So some background. I am performing analysis on some samples that vary greatly in terms of sequence number (10,000 vs 500,000+). I am subsampling down to the smallest sample size (10,000) and what I noticed is that the distribution of the OTUs in my large samples after subsampling are nothing resembling the original samples. Specifically, all OTUs were brought to a total abundance of <100 even though in the original sample the most abundant OTUs numbered in the 10,000s, so I wouldn’t expect them to be so low after sub-sampling. Also the sub sampled samples were much much more even than the original samples.

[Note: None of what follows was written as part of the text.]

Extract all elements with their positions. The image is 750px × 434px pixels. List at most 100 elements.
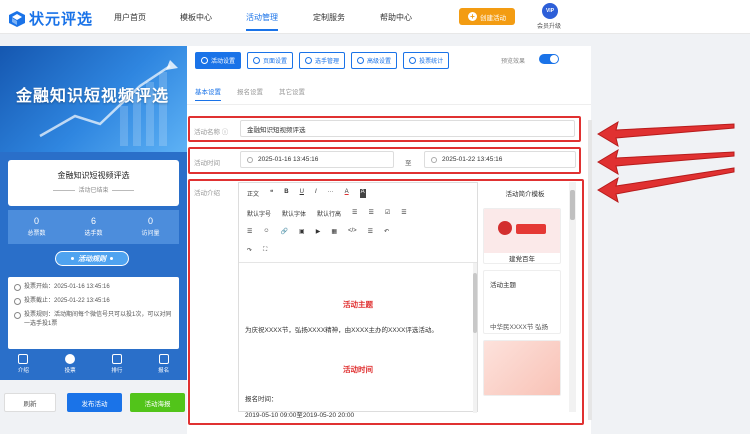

To test this some more I ran sub.sample on a mock shared file which can be found here (http://pastebin.com/W6zVGfHp) and ran this (http://pastebin.com/TFKs1UyR) python script (in an ipython notebook). What I found was that the sub.sampling is very uneven:
This graph shows 10 subsampling runs on the same shared file, where the subsamples are at 10/10, 9/10, 8/10, etc of the original shared file size. The OTUs are arranged along the x axis by their initial abundance (1, 10, 100, 1,000, 10,000, 100,000), their current abundance in the subsampled shared file on the y axis (log10), and color coded at each of the initial abundances according to the replicate OTU number (the shared file contained one sample, with 24 OTUs, that were actually 6 OTUs with the staggered abundance, repeated 4 times).
What is apparent, is that some OTUs remain virutally untouched, even when the shared file is subsample to 1/10th the original size, while others have essentially been eradicated.
This subsampling was performed using mothur 1.39.3.